D’abord, il faut prendre la mesure de l’offensive que nos milieux ont subi ces dernières semaines, notamment suite à l’affaire Tariq Ramadan. En effet, l’instrumentalisation de cette affaire a donné lieu à une chasse aux sorcières à l’encontre des forces autonomes de l’immigration, puis à l’encontre de ceux qui les soutiennent ou estiment qu’ils ont le droit d’exister, comme Edwy Plenel, par exemple. Et cette quatrième édition a évidemment pâti de cette offensive puisque les organisations de gauche se sont montrées plus frileuses que d’habitude à participer et à soutenir l’événement. En ce sens, on peut dire que nos ennemis communs, Valls en tête, ont réussi leur coup. Par ailleurs, ce qu’il faut retenir, c’est que les offensives répétées ne sont pas parvenues à affaiblir la solidarité des organisations de l’antiracisme politique.

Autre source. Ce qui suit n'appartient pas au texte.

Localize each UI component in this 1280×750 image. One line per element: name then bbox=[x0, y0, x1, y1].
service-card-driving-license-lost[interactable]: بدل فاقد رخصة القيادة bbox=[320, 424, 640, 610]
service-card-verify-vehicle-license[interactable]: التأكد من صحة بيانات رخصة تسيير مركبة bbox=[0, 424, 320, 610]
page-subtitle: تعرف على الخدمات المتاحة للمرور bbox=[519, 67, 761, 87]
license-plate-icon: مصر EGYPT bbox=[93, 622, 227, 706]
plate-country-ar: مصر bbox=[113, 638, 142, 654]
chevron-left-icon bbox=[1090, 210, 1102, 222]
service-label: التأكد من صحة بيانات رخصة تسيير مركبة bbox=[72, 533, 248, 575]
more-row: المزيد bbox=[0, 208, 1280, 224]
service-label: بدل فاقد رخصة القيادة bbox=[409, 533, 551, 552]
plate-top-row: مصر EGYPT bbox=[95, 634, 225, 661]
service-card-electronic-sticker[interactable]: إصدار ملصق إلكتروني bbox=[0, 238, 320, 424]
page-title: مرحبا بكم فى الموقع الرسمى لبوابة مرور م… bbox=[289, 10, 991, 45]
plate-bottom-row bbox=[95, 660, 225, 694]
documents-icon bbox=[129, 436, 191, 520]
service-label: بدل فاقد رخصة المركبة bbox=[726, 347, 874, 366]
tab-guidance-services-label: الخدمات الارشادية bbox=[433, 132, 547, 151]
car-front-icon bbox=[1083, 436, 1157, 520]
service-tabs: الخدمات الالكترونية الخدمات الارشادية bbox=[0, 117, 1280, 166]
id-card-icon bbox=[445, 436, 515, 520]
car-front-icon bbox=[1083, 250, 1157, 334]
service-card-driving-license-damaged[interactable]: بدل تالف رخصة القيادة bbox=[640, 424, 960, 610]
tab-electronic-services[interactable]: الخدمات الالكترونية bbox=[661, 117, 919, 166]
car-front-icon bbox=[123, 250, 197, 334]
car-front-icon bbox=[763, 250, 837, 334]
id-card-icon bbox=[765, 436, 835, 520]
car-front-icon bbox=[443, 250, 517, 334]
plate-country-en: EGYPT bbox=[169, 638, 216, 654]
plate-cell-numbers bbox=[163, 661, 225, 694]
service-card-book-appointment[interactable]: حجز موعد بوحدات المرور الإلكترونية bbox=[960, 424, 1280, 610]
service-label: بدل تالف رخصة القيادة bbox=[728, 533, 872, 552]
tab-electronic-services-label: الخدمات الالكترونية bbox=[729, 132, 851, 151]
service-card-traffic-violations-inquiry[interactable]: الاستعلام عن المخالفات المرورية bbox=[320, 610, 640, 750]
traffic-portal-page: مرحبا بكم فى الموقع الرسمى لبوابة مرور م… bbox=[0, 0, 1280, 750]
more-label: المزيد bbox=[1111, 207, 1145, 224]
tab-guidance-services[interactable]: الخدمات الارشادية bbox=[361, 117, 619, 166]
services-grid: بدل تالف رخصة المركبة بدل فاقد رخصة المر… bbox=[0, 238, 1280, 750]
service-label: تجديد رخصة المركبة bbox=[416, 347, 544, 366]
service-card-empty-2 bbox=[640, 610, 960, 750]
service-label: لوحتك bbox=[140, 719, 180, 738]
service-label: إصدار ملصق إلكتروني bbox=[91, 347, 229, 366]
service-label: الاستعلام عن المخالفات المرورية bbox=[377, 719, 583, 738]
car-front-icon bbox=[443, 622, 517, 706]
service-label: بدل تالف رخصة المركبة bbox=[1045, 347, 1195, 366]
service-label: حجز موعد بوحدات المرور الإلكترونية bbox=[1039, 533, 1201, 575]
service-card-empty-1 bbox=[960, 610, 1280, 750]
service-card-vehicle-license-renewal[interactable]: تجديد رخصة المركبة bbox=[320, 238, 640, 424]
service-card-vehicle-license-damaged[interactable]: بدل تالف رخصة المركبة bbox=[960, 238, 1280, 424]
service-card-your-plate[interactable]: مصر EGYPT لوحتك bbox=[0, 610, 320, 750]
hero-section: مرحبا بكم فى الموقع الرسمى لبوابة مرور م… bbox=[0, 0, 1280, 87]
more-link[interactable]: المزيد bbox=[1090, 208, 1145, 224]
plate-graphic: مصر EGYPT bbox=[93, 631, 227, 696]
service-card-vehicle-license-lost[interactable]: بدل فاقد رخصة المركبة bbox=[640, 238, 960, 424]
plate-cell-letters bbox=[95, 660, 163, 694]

Au contraire, tous les militant·e·s de l’immigration qui se revendiquent de ce mouvement étaient présents – le FUIQP (Front Uni des Immigrations et des Quartiers Populaires), le CCIF (Collectif Contre l’Islamophobie en France), le PIR (Parti Indigènes de la République), l’UJFP (Union Juive Française pour la Paix) etc. – et ont affirmé une seule et même voix! On assiste ici à la construction progressive et minutieuse d’une nouvelle force politique en France, qui est attaquée à mesure qu’elle se renforce, venue des quartiers et de l’immigration, portée par une nouvelle génération de militantes et de militants, qui ne se développe sous la tutelle d’aucun parti traditionnel, à l’agenda radicalement antiraciste et décolonial. Elle est là, la véritable avancée dont vient témoigner cette journée internationale contre l’islamophobie… et elle n’est pas prête de s’arrêter.